Automatisches Gehen, unter Zwang, - und doch jederzeit aufhören
können? Weiter....!
Ein
leichtes Hungergefühl schleicht sich in seine Gegenwart. Aber es ist
ja alles da, man braucht nur zuzugreifen! Das Wasser läuft einem im
Munde zusammen...aber er kann sich beherrschen. Gelernt ist gelernt!
Nachher. Morgen. Bald.
Aus
dem Hain scheint nun Lebendiges zu dringen. Zuerst ganz leise, dann
immer lauter: Vokale, Stimmen, Lachen... Das Lachen wird immer
lauter, kommt auf ihn zu, schwillt an, bläht sich zu einem Orkan des
Lachens: es ist nur noch Lachen! Siehe da: Stille! Eine Fläche der
Lautlosigkeit., Ozean der Ruhe!
Er
spürt sich selbst kaum mehr. Doch plötzlich ein Stolpern und er
wäre beinahe gestürzt: eine Minute liegt im Weg! Bedächtig und
vorsichtig wird sie aufgehoben und von allen Seiten betrachtet.
(Minu8ten liegen ja nicht alle Tage auf der Straße herum!) Die
Minute ist ein seltenes Exemplar, sie hat eine wunderbare Maserung,
geheimnisvoll wie die Ziffern einer nie gezählten Zahl, Buchstaben
einer gesprochenen Sprache. Er steckt sie in seine Tasche. Aber kaum
ist dies geschehen, löst sie sich einfach auf! Sie ist weg! (Aber
das ist nicht weiter beunruhigend, denn er hat sie ohnehin schon fast
vergessen!)
Die
Straße beschreibt einen Bogen und er wird nun immer langsamer, kommt
kaum noch voran. Es durchdringt ihn eine Überlegung, ob er auf dem
richtigen Weg sei, - aber der Weg führt ja doch nicht zum Ziel.

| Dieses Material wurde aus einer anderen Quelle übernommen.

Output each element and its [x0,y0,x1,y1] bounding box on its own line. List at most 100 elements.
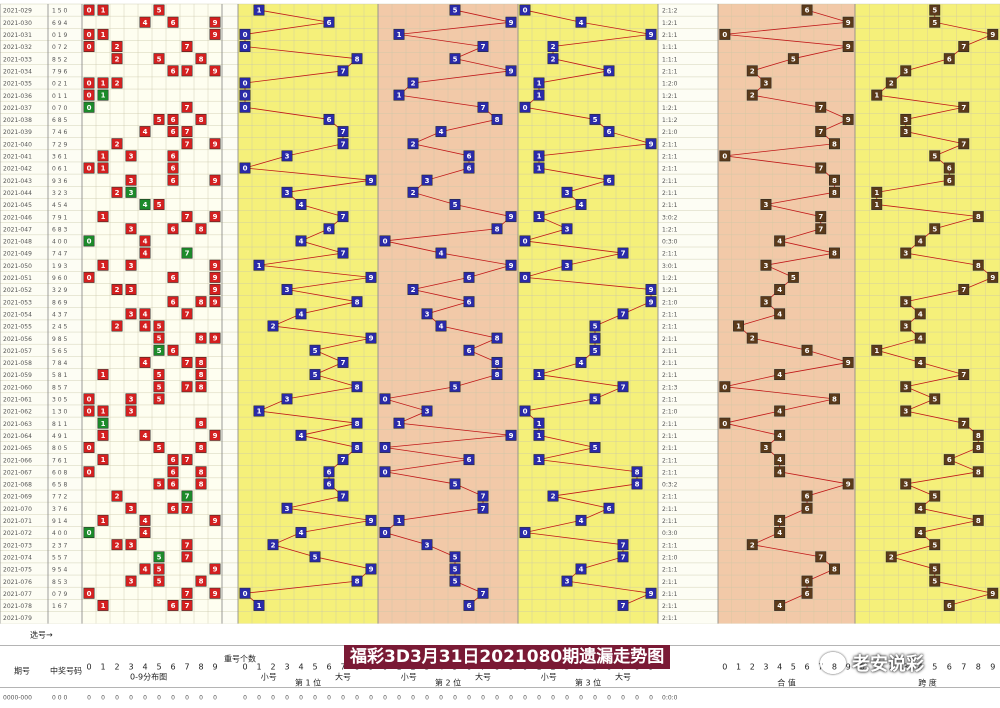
dist-ball-label: 3 [129,286,134,294]
dist-ball [167,502,179,514]
pos1-ball [337,356,349,368]
dist-ball-label: 6 [171,19,176,27]
winning-number: 3 0 5 [52,397,67,404]
dist-ball [181,138,193,150]
dist-ball-label: 0 [87,165,92,173]
dist-ball [167,16,179,28]
pos2-ball [379,527,391,538]
digit-header: 2 [750,663,755,672]
ratio-label: 2:1:1 [662,141,678,148]
pos1-ball [323,223,335,235]
pos1-ball [281,284,293,295]
sum-ball [842,113,854,125]
winning-number: 4 3 7 [52,311,67,318]
pos1-ball [337,138,349,150]
pos2-ball [477,41,489,52]
dist-ball-label: 1 [101,262,106,270]
sum-ball [801,587,813,599]
period-label: 2021-034 [3,68,32,75]
dist-ball-label: 1 [101,92,106,100]
dist-ball [97,514,109,526]
span-ball-label: 4 [918,529,923,537]
omit-cell: 0 [313,695,317,702]
winning-number: 7 4 6 [52,129,67,136]
pos1-ball-label: 3 [285,286,290,294]
period-label: 2021-071 [3,518,32,525]
pos2-ball-label: 0 [383,395,388,403]
sum-ball-label: 4 [777,310,782,318]
pos3-ball [533,77,545,89]
pos2-ball-label: 9 [509,432,514,440]
dist-ball-label: 4 [143,517,148,525]
ratio-label: 2:1:1 [662,433,678,440]
pos2-ball-label: 3 [425,541,430,549]
span-ball [900,113,912,125]
dist-ball [153,393,165,405]
pos2-ball [463,454,475,466]
dist-ball-label: 7 [185,250,190,258]
pos1-ball [365,332,377,344]
pos2-ball [491,223,503,235]
pos1-ball [337,65,349,77]
pos3-ball-label: 8 [635,468,640,476]
span-ball [929,393,941,405]
dist-ball [139,126,151,138]
pos1-ball [365,174,377,186]
omit-cell: 0 [593,695,597,702]
dist-ball [181,599,193,611]
dist-ball-label: 8 [199,420,204,428]
period-label: 2021-047 [3,226,32,233]
period-label: 2021-048 [3,239,32,246]
digit-header: 3 [903,663,908,672]
winning-number: 6 5 8 [52,482,67,489]
dist-ball-label: 6 [171,128,176,136]
dist-ball-label: 0 [87,31,92,39]
dist-ball [181,211,193,223]
pos1-ball [281,150,293,162]
dist-ball-label: 9 [213,335,218,343]
sum-ball [774,527,786,538]
dist-ball-label: 3 [129,189,134,197]
pos1-ball [323,16,335,28]
dist-ball-label: 8 [199,298,204,306]
pos3-ball-label: 7 [621,250,626,258]
winning-number: 1 5 0 [52,8,67,15]
pos3-ball-label: 2 [551,43,556,51]
sum-ball [760,442,772,453]
ratio-label: 3:0:1 [662,263,678,270]
span-ball [972,429,984,441]
span-ball-label: 9 [990,590,995,598]
pos1-ball [253,405,265,417]
winning-number: 4 0 0 [52,239,67,246]
pos1-ball [281,186,293,198]
span-ball-label: 5 [932,152,937,160]
pos3-ball [589,393,601,405]
dist-ball-label: 9 [213,140,218,148]
dist-ball-label: 1 [101,165,106,173]
dist-ball [125,259,137,271]
dist-ball [167,150,179,162]
dist-ball-label: 5 [157,578,162,586]
period-label: 2021-073 [3,542,32,549]
dist-ball-label: 5 [157,335,162,343]
pos2-ball-label: 8 [495,116,500,124]
section-bg-period [0,4,48,624]
digit-header: 5 [156,663,161,672]
pos2-ball-label: 4 [439,128,444,136]
winning-number: 9 3 6 [52,178,67,185]
omit-cell: 0 [537,695,541,702]
dist-ball-label: 0 [87,408,92,416]
repeat-header: 重号个数 [224,654,256,664]
pos2-ball-label: 9 [509,67,514,75]
ratio-label: 2:1:1 [662,154,678,161]
sum-ball-label: 6 [805,505,810,513]
digit-header: 6 [805,663,810,672]
sum-ball-label: 4 [777,286,782,294]
pos3-ball [533,429,545,441]
dist-ball [97,150,109,162]
omit-cell: 0 [453,695,457,702]
dist-ball-label: 6 [171,481,176,489]
pos1-ball [309,369,321,381]
period-label: 2021-059 [3,372,32,379]
winning-number: 0 7 0 [52,105,67,112]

Dumpfheit breitet sich aus, Konturen verschwimmen seltsam. Er fühlt
jeden Herzschlag wie etwas Fremdes, ihm nicht Gehörendes. Erhört
ihm zu, ungläubig und gespannt auf den nächsten, der wie ein
Gongschlag durch sein Bewusstsein dröhnt. Schließlich – er weiß
nun wirklich nicht mehr, wie lange er schon unterwegs ist, ist es ihm
nur noch möglich, langsam und bedächtig einen Fuß vor den anderen
zu setzen, winzige Schritte nur noch zu machen. Er konzentriert sich
darauf und wagt gleichzeitig noch einmal, aufzublicken. Da sieht er
neben sich, vor sich und hinter sich unendlich viele Doppelgänger
seiner selbst, die wie Spiegelfiguren seiner eigenen Person just im
Moment gerade aufblicken. Er sieht ihnen in die Augen und merkt
gleichzeitig, dass er sich selbst in die Augen sieht. In diesem
Moment versagen seine Beine und die aller Kopien seiner selbst und
sie bleiben alle stehen. Er kann sich nicht mehr von der Stelle
rühren und ist wie gelähmt. Vor ihm tut sich ein schwarzer Graben
auf, unendlich tief. Es gibt nun kein Vor und Zurück mehr: er starrt
abwechselnd in das Loch vor sich und in sein eigenes Auge, das ihm
milliardenfach anblickt. Wen? Ihn? Wer? Er?"